Maybe I do this out of habit from the years before treatment when I tried to justify my thoughts and feelings as “normal”. This does nothing but put me in a state where I am both down on myself, and not framing things in a way where I am able to approach them constructively. If I can step outside of that for long enough and view one of my thoughts, such as absolutely dreading making a phone call, as a product of anxiety, it is easier for me to accept what I am feeling, give myself a little slack for feeling that way, and then push through the discomfort into a place where I am ready to take action.
Is this a ridiculous amount of effort to make one measly phone call? Yes. Do I do it every. Single. Time? Also yes.
I feel really fortunate that I did finally seek help. Though facing certain thoughts and actions can still feel like looking up at insurmountable mountains towering around me, more often now those mountains look like hills. Occasionally, they even look like ant hills. It is frustrating to know that my anxiety will never be “cured”, and that after two steps forward a re-arranged living room could cause one step back. What keeps me striving forward is the thought that I could be happier, and also that I deserve to feel happier.

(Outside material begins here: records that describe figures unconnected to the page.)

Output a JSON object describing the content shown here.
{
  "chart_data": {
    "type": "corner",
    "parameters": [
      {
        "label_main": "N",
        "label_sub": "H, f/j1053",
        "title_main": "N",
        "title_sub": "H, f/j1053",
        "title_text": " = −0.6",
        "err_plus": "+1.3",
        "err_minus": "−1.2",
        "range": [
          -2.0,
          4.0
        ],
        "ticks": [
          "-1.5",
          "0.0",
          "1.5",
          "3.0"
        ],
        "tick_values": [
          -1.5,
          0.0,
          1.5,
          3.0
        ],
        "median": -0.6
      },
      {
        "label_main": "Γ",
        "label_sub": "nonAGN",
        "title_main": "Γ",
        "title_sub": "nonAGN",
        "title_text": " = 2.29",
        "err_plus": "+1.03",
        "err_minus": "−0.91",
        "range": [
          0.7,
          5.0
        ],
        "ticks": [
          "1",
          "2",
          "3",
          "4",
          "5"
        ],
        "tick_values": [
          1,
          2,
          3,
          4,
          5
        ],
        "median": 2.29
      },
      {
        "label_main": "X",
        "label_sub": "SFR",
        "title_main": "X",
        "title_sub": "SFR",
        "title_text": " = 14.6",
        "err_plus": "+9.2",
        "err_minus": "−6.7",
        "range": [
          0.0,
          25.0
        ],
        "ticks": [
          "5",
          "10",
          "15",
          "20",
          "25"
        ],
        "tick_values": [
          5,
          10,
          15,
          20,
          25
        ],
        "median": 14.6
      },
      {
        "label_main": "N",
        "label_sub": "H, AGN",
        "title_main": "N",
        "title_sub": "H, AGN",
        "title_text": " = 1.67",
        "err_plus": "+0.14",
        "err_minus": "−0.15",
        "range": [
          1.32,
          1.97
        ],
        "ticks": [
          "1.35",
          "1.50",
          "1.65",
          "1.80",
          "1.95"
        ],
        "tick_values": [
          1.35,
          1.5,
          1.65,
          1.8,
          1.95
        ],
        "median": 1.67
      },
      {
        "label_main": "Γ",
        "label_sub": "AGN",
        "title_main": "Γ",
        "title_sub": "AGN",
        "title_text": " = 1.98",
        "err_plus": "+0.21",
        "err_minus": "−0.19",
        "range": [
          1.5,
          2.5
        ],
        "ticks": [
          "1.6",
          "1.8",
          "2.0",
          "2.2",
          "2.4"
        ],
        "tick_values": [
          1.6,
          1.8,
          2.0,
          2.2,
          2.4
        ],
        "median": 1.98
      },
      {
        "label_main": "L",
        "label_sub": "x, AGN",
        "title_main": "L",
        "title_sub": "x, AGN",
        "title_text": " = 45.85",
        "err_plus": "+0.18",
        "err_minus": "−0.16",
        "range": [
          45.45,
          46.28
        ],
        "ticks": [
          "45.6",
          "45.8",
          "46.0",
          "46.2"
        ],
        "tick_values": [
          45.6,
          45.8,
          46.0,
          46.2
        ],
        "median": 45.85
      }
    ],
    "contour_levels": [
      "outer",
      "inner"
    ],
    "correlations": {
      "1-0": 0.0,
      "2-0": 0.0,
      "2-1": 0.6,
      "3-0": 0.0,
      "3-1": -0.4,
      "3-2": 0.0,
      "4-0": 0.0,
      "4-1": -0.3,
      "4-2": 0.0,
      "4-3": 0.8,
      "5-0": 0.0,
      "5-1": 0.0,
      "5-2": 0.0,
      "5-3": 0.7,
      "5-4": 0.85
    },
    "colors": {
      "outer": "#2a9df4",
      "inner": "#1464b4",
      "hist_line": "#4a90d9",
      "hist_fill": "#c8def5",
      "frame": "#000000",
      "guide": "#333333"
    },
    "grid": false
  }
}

If I help one person feel less alone with this post, I will have succeeded. If you have been considering getting help, it may be one of the hardest things you ever do but I highly encourage you to do it. If you are already getting help for mental illness, keep fighting the good fight. And if you don’t fall into either of those categories, I encourage you to really listen to your friends and family with mental illness when they talk about it.
Listen, because one story at a time we can lift the cloud of judgment surrounding mental illness, and then maybe – just maybe – it won’t be so difficult to talk about anymore.